Right now I have a callback handler that processes the auth response like this:
I want to detect if the Spotify app is installed on iOS and redirect users there for authentication instead of the browser. This would make the login flow much smoother. Has anyone figured out how to implement this properly?
Use the Spotify SDK for iOS instead of web authentication. Register your app in the Spotify Developer Dashboard and implement the SpotifyiOS SDK - it handles native app detection automatically. When users authenticate, the SDK checks if Spotify’s installed and redirects there. No Spotify app? It falls back to Safari. Instead of handling callbacks through JavaScript like you’re doing now, you’ll handle them through your app delegate. Just make sure your bundle identifier is configured correctly in the Spotify app settings and handle the URL scheme response in your AppDelegate. This completely eliminates the clunky browser experience since the SDK manages everything between your app and Spotify.

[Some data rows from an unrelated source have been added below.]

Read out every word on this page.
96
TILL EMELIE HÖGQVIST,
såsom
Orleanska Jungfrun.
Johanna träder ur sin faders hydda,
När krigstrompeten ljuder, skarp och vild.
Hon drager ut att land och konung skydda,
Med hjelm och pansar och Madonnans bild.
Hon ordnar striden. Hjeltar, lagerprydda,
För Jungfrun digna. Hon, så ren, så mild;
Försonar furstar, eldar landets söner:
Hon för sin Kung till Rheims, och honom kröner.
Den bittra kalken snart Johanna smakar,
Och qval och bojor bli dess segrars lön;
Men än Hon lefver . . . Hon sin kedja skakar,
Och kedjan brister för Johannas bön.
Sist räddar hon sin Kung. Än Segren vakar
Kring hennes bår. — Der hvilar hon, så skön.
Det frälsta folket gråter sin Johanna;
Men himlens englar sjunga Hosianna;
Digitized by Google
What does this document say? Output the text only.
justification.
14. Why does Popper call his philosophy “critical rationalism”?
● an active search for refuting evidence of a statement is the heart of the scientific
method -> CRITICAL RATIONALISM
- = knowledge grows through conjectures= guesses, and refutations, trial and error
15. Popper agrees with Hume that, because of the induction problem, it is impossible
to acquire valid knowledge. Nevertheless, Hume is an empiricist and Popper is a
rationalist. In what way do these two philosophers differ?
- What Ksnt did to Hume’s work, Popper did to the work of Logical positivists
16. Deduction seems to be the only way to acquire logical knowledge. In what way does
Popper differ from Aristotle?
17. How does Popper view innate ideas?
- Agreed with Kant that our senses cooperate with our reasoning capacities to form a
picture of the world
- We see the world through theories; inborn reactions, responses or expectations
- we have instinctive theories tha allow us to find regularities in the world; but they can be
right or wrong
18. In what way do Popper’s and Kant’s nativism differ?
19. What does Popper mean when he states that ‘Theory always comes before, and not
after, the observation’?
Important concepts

For Spotify authentication on iOS, you should implement URL scheme detection. Begin by attempting to open spotify://. If the app is installed, users will be redirected there seamlessly. To manage potential failures, include a 500ms timeout to determine if the app is launched successfully. If there’s no response, revert to the web authentication method. Additionally, ensure your custom URL scheme is added to Info.plist to allow Spotify to send the auth token back to your app. This approach greatly enhances the user experience, as most users already have Spotify installed.
Check if spotify:// works first, then fall back to browser auth if it doesn’t. Try window.location = 'spotify://auth/... and if nothing happens after a second, redirect to your web flow. There are iOS tricks for checking custom URL schemes, but the timeout approach works fine most of the time.